Мы основательно подготовились по этому случаю. Подобрали то, что нам больше всего понравилось из наших импровизаций по “Братьям и сёстрам”. Конечно, волновались очень, думая, как примет всё это Абрамов.
Вместе с Фёдором Александровичем на лодке приплыли Людмила Владимировна и Дмитрий Клопов. У реки гостей встречали Игорь Иванов и Володя Захарьев. И уже когда гости поднимались к монастырю, вдруг неожиданно для них, да и для нас, ребят, тоже, к ним вышел хоровод наших девчонок – высокие, красивые, стройные, все в нарядных сарафанах, платьях, взявшись за руки, окружили дорогих гостей. Смотрелось это очень эффектно. Мы заметили, как у Абрамова загорелся глаз на такую красоту.
Потом все пошли в самый большой зал трапезной, а ближе к вечеру собрались у костра.
В этот день для Фёдора Александровича мы много пели, водили хоровод у выложенного нами из кирпичей очага, где готовили еду, играли на гитаре, рассказывали, читали тексты из “Братьев и сестёр”. По части народных песен особый тон задавала Наташа Фоменко, она их много знала. Мы сыграли перед Абрамовым почти всех “Братьев и сестёр”. Все очень старались. Нам нужно было обязательно завоевать Абрамова, расположить к себе, дать почувствовать, что мы заинтересованы в его прозе.

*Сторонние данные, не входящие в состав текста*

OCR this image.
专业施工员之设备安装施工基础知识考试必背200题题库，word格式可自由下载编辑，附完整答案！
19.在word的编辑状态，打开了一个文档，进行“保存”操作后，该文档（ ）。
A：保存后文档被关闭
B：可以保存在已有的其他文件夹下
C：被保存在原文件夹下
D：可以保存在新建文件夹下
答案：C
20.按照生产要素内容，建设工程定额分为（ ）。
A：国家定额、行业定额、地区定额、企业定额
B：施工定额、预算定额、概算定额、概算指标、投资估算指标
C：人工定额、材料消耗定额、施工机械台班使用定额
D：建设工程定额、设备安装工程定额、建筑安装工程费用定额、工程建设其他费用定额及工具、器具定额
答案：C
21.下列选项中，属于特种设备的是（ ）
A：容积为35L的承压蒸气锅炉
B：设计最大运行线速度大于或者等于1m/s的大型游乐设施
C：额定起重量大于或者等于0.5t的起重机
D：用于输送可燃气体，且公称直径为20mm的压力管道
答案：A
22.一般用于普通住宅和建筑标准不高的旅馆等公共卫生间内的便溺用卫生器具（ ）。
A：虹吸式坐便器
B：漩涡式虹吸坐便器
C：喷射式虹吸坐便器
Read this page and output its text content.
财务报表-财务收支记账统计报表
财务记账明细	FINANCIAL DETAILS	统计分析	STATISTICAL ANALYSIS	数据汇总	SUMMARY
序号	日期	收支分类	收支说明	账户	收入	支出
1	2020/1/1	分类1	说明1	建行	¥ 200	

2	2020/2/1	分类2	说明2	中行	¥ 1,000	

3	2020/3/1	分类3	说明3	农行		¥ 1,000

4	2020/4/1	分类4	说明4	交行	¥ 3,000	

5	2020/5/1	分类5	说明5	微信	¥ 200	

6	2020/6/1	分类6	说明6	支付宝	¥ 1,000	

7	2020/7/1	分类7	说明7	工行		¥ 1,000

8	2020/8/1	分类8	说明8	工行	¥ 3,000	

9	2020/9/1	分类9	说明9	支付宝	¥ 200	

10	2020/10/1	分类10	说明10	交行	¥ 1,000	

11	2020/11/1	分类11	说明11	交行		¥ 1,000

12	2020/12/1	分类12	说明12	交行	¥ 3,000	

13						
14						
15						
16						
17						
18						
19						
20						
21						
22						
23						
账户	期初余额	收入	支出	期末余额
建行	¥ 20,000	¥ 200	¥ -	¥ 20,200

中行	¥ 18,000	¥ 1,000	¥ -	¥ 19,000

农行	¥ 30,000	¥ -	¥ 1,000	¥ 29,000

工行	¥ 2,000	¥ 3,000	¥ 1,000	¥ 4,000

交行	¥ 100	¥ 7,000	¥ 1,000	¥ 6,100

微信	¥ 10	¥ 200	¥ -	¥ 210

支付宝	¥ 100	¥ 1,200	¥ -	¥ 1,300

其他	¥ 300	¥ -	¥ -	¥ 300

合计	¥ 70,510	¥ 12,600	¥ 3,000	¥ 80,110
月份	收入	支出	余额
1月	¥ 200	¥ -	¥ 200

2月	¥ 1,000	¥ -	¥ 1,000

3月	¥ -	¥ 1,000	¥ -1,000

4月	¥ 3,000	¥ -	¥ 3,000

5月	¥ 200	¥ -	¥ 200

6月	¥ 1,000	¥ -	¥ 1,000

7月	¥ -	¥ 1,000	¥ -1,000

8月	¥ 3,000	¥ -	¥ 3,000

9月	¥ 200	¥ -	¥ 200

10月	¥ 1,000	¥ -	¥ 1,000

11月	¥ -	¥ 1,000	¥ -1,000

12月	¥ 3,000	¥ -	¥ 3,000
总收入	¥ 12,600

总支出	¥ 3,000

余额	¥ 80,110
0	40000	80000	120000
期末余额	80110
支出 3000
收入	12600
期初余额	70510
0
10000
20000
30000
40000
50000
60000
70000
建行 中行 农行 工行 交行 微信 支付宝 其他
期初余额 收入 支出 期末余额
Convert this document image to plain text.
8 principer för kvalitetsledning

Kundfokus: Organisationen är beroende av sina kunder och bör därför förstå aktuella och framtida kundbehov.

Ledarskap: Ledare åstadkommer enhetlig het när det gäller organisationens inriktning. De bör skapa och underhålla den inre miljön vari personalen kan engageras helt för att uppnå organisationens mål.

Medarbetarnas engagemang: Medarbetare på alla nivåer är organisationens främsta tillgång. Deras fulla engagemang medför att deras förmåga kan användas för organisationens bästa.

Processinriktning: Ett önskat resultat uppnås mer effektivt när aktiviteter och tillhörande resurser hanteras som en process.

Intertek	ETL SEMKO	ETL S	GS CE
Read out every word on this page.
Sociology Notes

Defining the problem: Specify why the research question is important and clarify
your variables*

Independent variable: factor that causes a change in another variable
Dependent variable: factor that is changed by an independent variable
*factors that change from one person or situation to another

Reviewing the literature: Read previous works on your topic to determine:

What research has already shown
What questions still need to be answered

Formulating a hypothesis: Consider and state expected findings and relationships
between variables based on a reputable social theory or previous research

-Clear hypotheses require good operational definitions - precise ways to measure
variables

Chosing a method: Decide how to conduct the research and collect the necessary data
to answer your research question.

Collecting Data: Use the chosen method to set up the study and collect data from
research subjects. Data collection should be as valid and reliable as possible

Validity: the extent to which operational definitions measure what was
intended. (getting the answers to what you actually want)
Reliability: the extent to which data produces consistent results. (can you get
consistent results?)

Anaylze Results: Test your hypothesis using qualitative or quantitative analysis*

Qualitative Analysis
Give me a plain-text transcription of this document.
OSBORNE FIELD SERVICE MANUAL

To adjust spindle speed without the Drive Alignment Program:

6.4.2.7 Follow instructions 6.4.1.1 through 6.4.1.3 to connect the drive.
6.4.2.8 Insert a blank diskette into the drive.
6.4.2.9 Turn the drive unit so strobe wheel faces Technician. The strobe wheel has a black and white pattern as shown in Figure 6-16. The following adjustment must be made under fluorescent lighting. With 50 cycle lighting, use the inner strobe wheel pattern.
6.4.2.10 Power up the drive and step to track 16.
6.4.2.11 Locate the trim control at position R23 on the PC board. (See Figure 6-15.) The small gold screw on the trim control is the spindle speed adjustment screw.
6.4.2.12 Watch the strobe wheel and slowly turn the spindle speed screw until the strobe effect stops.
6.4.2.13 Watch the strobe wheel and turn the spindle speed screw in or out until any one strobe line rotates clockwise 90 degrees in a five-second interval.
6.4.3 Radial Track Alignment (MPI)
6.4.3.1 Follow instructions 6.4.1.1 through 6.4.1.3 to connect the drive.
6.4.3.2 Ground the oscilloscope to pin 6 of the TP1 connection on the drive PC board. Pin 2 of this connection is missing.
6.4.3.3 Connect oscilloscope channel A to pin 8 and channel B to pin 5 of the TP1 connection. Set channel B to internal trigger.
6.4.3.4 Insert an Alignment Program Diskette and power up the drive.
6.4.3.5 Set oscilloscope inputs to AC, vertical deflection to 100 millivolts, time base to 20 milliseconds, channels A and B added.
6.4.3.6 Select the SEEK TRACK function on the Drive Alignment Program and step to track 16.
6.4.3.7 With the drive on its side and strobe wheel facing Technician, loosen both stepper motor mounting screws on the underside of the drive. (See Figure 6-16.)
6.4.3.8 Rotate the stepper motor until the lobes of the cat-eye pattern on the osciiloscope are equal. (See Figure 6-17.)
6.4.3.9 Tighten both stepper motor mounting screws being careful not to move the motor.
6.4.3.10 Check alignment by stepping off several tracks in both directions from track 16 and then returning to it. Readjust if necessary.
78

Фёдор Александрович внимательно слушал, иногда сгущал, хмурил взгляд, сдвигал брови, становясь внешне каким-то недосягаемым, кремнёво-суровым, неприступным, и по всему его облику чувствовалась глубокая мысль, с которой он слушал нас. Уже стемнело, а мы всё играли и играли. А потом… А потом наступила тягучая пауза, за которой была неизвестность. Наступила гремучая тишина. И вдруг этот выплеск абрамовской эмоции – удар кулаком по столу и произнесённые в чувственном порыве слова, которые все из нас запомнили на всю жизнь: “Да вы… да вы молодая ҆Таганка!҅ ”
И эти слова для всех нас были не просто похвалой. Абрамов не мог и не умел лицемерить. Он был человеком без двойного дна – что видел, о том и говорил правду. И в этой правде не знал края.